Local Raccoon Thinks He’s Entitled to Garbage. Ben Shapiro Owns his Vermin Soul.
Ben Shapiro ran into a nanny-state dependent raccoon behind his suburban home on Thursday, and young conservatives will be quoting his pithy response to their own backyard pests for years to come.
“So I’m out back and I see this raccoon gnawing on a discarded carton of Muscle Milk and it’s like the Obama presidency has invaded my own domain,” Ben said. “I admit it: I got angry.”

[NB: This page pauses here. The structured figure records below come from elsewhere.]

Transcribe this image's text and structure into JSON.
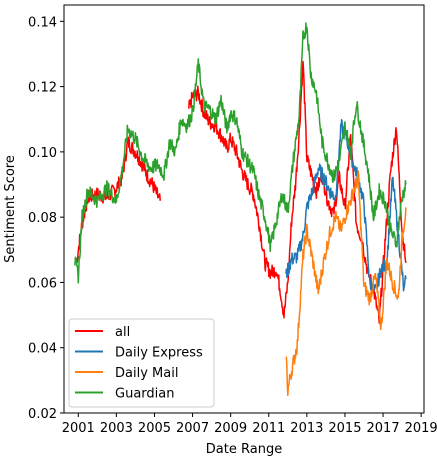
{
  "chart_data": {
    "type": "line",
    "title": "",
    "xlabel": "Date Range",
    "ylabel": "Sentiment Score",
    "xlim": [
      2000.25,
      2019.15
    ],
    "ylim": [
      0.02,
      0.145
    ],
    "x_ticks": [
      2001,
      2003,
      2005,
      2007,
      2009,
      2011,
      2013,
      2015,
      2017,
      2019
    ],
    "x_tick_labels": [
      "2001",
      "2003",
      "2005",
      "2007",
      "2009",
      "2011",
      "2013",
      "2015",
      "2017",
      "2019"
    ],
    "y_ticks": [
      0.02,
      0.04,
      0.06,
      0.08,
      0.1,
      0.12,
      0.14
    ],
    "y_tick_labels": [
      "0.02",
      "0.04",
      "0.06",
      "0.08",
      "0.10",
      "0.12",
      "0.14"
    ],
    "grid": false,
    "legend_position": "lower-left",
    "series": [
      {
        "name": "all",
        "color": "#ff0000",
        "points": [
          [
            2000.9,
            0.066
          ],
          [
            2001.2,
            0.078
          ],
          [
            2001.5,
            0.086
          ],
          [
            2002.0,
            0.087
          ],
          [
            2002.5,
            0.086
          ],
          [
            2003.0,
            0.089
          ],
          [
            2003.3,
            0.092
          ],
          [
            2003.6,
            0.103
          ],
          [
            2004.0,
            0.1
          ],
          [
            2004.3,
            0.097
          ],
          [
            2004.6,
            0.093
          ],
          [
            2004.9,
            0.09
          ],
          [
            2005.2,
            0.086
          ],
          [
            2005.3,
            0.085
          ]
        ]
      },
      {
        "name": "all",
        "color": "#ff0000",
        "points": [
          [
            2006.8,
            0.113
          ],
          [
            2007.0,
            0.117
          ],
          [
            2007.3,
            0.118
          ],
          [
            2007.6,
            0.112
          ],
          [
            2007.9,
            0.109
          ],
          [
            2008.2,
            0.108
          ],
          [
            2008.5,
            0.105
          ],
          [
            2008.8,
            0.101
          ],
          [
            2009.0,
            0.104
          ],
          [
            2009.3,
            0.1
          ],
          [
            2009.6,
            0.094
          ],
          [
            2009.9,
            0.09
          ],
          [
            2010.2,
            0.087
          ],
          [
            2010.5,
            0.078
          ],
          [
            2010.8,
            0.066
          ],
          [
            2011.1,
            0.063
          ],
          [
            2011.4,
            0.064
          ],
          [
            2011.6,
            0.058
          ],
          [
            2011.8,
            0.05
          ],
          [
            2012.0,
            0.06
          ],
          [
            2012.2,
            0.079
          ],
          [
            2012.4,
            0.09
          ],
          [
            2012.6,
            0.106
          ],
          [
            2012.8,
            0.128
          ],
          [
            2013.0,
            0.098
          ],
          [
            2013.2,
            0.094
          ],
          [
            2013.5,
            0.088
          ],
          [
            2013.8,
            0.093
          ],
          [
            2014.1,
            0.085
          ],
          [
            2014.4,
            0.081
          ],
          [
            2014.7,
            0.092
          ],
          [
            2015.0,
            0.083
          ],
          [
            2015.3,
            0.105
          ],
          [
            2015.6,
            0.078
          ],
          [
            2015.9,
            0.073
          ],
          [
            2016.2,
            0.063
          ],
          [
            2016.5,
            0.058
          ],
          [
            2016.8,
            0.048
          ],
          [
            2017.1,
            0.072
          ],
          [
            2017.4,
            0.094
          ],
          [
            2017.7,
            0.108
          ],
          [
            2018.0,
            0.076
          ],
          [
            2018.2,
            0.066
          ]
        ]
      },
      {
        "name": "Daily Express",
        "color": "#1f77b4",
        "points": [
          [
            2011.9,
            0.062
          ],
          [
            2012.2,
            0.067
          ],
          [
            2012.5,
            0.068
          ],
          [
            2012.8,
            0.074
          ],
          [
            2013.0,
            0.083
          ],
          [
            2013.3,
            0.088
          ],
          [
            2013.6,
            0.095
          ],
          [
            2013.9,
            0.092
          ],
          [
            2014.2,
            0.088
          ],
          [
            2014.5,
            0.086
          ],
          [
            2014.8,
            0.108
          ],
          [
            2015.1,
            0.104
          ],
          [
            2015.4,
            0.097
          ],
          [
            2015.7,
            0.092
          ],
          [
            2016.0,
            0.084
          ],
          [
            2016.3,
            0.06
          ],
          [
            2016.6,
            0.057
          ],
          [
            2016.9,
            0.064
          ],
          [
            2017.2,
            0.066
          ],
          [
            2017.5,
            0.092
          ],
          [
            2017.8,
            0.075
          ],
          [
            2018.1,
            0.057
          ],
          [
            2018.2,
            0.061
          ]
        ]
      },
      {
        "name": "Daily Mail",
        "color": "#ff7f0e",
        "points": [
          [
            2011.9,
            0.039
          ],
          [
            2012.0,
            0.027
          ],
          [
            2012.2,
            0.033
          ],
          [
            2012.5,
            0.041
          ],
          [
            2012.8,
            0.068
          ],
          [
            2013.0,
            0.076
          ],
          [
            2013.3,
            0.067
          ],
          [
            2013.6,
            0.057
          ],
          [
            2013.9,
            0.067
          ],
          [
            2014.2,
            0.075
          ],
          [
            2014.5,
            0.08
          ],
          [
            2014.8,
            0.076
          ],
          [
            2015.1,
            0.082
          ],
          [
            2015.4,
            0.087
          ],
          [
            2015.7,
            0.092
          ],
          [
            2016.0,
            0.059
          ],
          [
            2016.3,
            0.055
          ],
          [
            2016.6,
            0.062
          ],
          [
            2016.9,
            0.046
          ],
          [
            2017.2,
            0.067
          ],
          [
            2017.5,
            0.06
          ],
          [
            2017.8,
            0.055
          ],
          [
            2018.0,
            0.073
          ],
          [
            2018.2,
            0.083
          ]
        ]
      },
      {
        "name": "Guardian",
        "color": "#2ca02c",
        "points": [
          [
            2000.8,
            0.067
          ],
          [
            2001.0,
            0.062
          ],
          [
            2001.2,
            0.08
          ],
          [
            2001.5,
            0.088
          ],
          [
            2002.0,
            0.085
          ],
          [
            2002.5,
            0.089
          ],
          [
            2003.0,
            0.085
          ],
          [
            2003.3,
            0.094
          ],
          [
            2003.6,
            0.107
          ],
          [
            2004.0,
            0.104
          ],
          [
            2004.4,
            0.098
          ],
          [
            2004.8,
            0.095
          ],
          [
            2005.2,
            0.096
          ],
          [
            2005.5,
            0.093
          ],
          [
            2005.8,
            0.103
          ],
          [
            2006.1,
            0.1
          ],
          [
            2006.4,
            0.11
          ],
          [
            2006.7,
            0.108
          ],
          [
            2007.0,
            0.112
          ],
          [
            2007.3,
            0.127
          ],
          [
            2007.6,
            0.114
          ],
          [
            2007.9,
            0.113
          ],
          [
            2008.2,
            0.11
          ],
          [
            2008.5,
            0.116
          ],
          [
            2008.8,
            0.107
          ],
          [
            2009.0,
            0.112
          ],
          [
            2009.3,
            0.11
          ],
          [
            2009.6,
            0.1
          ],
          [
            2009.9,
            0.097
          ],
          [
            2010.2,
            0.094
          ],
          [
            2010.5,
            0.086
          ],
          [
            2010.8,
            0.08
          ],
          [
            2011.1,
            0.071
          ],
          [
            2011.4,
            0.079
          ],
          [
            2011.7,
            0.087
          ],
          [
            2012.0,
            0.082
          ],
          [
            2012.3,
            0.098
          ],
          [
            2012.6,
            0.111
          ],
          [
            2012.8,
            0.135
          ],
          [
            2013.0,
            0.139
          ],
          [
            2013.2,
            0.124
          ],
          [
            2013.5,
            0.118
          ],
          [
            2013.8,
            0.103
          ],
          [
            2014.1,
            0.097
          ],
          [
            2014.4,
            0.092
          ],
          [
            2014.7,
            0.097
          ],
          [
            2015.0,
            0.108
          ],
          [
            2015.3,
            0.1
          ],
          [
            2015.6,
            0.115
          ],
          [
            2015.9,
            0.105
          ],
          [
            2016.2,
            0.095
          ],
          [
            2016.5,
            0.08
          ],
          [
            2016.8,
            0.088
          ],
          [
            2017.1,
            0.085
          ],
          [
            2017.4,
            0.076
          ],
          [
            2017.7,
            0.072
          ],
          [
            2018.0,
            0.086
          ],
          [
            2018.2,
            0.09
          ]
        ]
      }
    ],
    "legend": [
      {
        "label": "all",
        "color": "#ff0000"
      },
      {
        "label": "Daily Express",
        "color": "#1f77b4"
      },
      {
        "label": "Daily Mail",
        "color": "#ff7f0e"
      },
      {
        "label": "Guardian",
        "color": "#2ca02c"
      }
    ]
  }
}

But what happened next will change conservatism forever. Ben made eye contact with the creature, who continued to absently chew on the refuse of the young star-child of the right. Utterly unafraid, Shapiro took a step towards his ideological foe, very nearly towering over him.
“Socialists don’t understand personal responsibility. Why are you trash pandas always stealing from me when you should be home making sure the mother of your children doesn’t eat the entire litter?”
The slap-down was too much, and the raccoon scurried away empty-handed AND empty-headed.
On his radio program, Shapiro broke down the interaction. “We can’t let people like this take over. First it’s just your fish skeletons. But then it’s your Salvatore Ferragamo’s with two inch lifts. We have to be rude. We can’t be nice to them.”
Shapiro continued (Trigger warning for libs): “Whatever you call them — masked rats, ring-tailed bandits, Tennessee sirloin — their culture is disgusting. They root around in garbage. They are animals — kind of like Arabs.”
His legion of online fans reacted swiftly, creating memes of socialist raccoons consuming their own children on Ruth Bader Ginsberg’s naked chest. Others attempted to track down the badly humiliated raccoon, but death threats were mistakenly routed to several Hispanic community centers and mosques.
“This is what winning looks like,” Shapiro said.